EPSILON@UA is a national user facility that provides a unique state of the art surface characterization by photoelectron spectroscopy. The facility offers a combination of state-of-the-art valence and core-level characterization capabilities together with unique imaging spectroscopies. EPSILON@UA is equipped with X-ray Photoemission Spectroscopy (XPS), Ultraviolet Photoemission Spectroscopy (UPS), Inverse Photoemission Spectroscopy (IPES), energy-filtered Photoelectron Emission Microscopy (PEEM), and spatially-resolved Angle-Resolved Photoemission Spectroscopy (μARPES) and spatially-resolved X-ray Photoemission Spectroscopy.
Photoemission spectroscopy is a powerful tool to characterize the electronic structure and chemical composition of materials. When irradiating a sample with extreme UV or x-ray photons, electrons are emitted from the sample that are characteristic of the material composition and its electronic structure. One may access chemical bonding, work function, band structure, valence electronic levels (both occupied and unoccupied), both area averaged as well as spatially resolved.
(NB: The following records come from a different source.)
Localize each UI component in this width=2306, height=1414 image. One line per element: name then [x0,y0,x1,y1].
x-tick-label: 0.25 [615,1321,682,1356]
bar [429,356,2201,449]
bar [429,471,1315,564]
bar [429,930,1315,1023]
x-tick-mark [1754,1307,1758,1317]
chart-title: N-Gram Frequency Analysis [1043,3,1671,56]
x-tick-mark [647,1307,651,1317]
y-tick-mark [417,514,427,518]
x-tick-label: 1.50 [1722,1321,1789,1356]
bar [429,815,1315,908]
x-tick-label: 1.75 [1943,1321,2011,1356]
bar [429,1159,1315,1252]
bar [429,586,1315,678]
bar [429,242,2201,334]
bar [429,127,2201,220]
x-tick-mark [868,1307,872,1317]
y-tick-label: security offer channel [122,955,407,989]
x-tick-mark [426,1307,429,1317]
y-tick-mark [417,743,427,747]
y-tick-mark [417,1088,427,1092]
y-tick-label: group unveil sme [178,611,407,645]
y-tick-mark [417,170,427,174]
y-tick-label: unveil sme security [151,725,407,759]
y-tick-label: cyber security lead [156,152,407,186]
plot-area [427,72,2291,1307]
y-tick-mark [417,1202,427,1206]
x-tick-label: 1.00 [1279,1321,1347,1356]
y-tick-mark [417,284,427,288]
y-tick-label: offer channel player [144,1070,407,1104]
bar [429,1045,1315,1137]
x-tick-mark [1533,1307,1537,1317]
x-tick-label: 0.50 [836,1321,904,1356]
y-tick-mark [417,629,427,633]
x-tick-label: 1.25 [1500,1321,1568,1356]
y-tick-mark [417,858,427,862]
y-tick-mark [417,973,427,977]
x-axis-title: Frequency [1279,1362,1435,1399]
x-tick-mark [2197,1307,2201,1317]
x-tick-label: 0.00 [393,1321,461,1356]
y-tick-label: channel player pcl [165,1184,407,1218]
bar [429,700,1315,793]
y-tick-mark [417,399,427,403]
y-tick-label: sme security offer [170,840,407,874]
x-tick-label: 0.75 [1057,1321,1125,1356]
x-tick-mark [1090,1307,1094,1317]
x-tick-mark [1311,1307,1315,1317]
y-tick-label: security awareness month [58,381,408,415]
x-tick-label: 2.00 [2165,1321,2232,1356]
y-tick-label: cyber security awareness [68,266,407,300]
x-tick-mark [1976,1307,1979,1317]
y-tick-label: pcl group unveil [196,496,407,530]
The unique capabilities of EPSILON@UA offer an opportunity for users to quantify and measure the chemical composition, the electronic structure and the band structure of thin films, interfaces and solids, with spatial resolution down to approximately 100 nm and temperatures from 30 K to 1000 K. In addition, there is a variety of sample preparation capabilities, including a connected glove box, evaporators, and depth-profiling.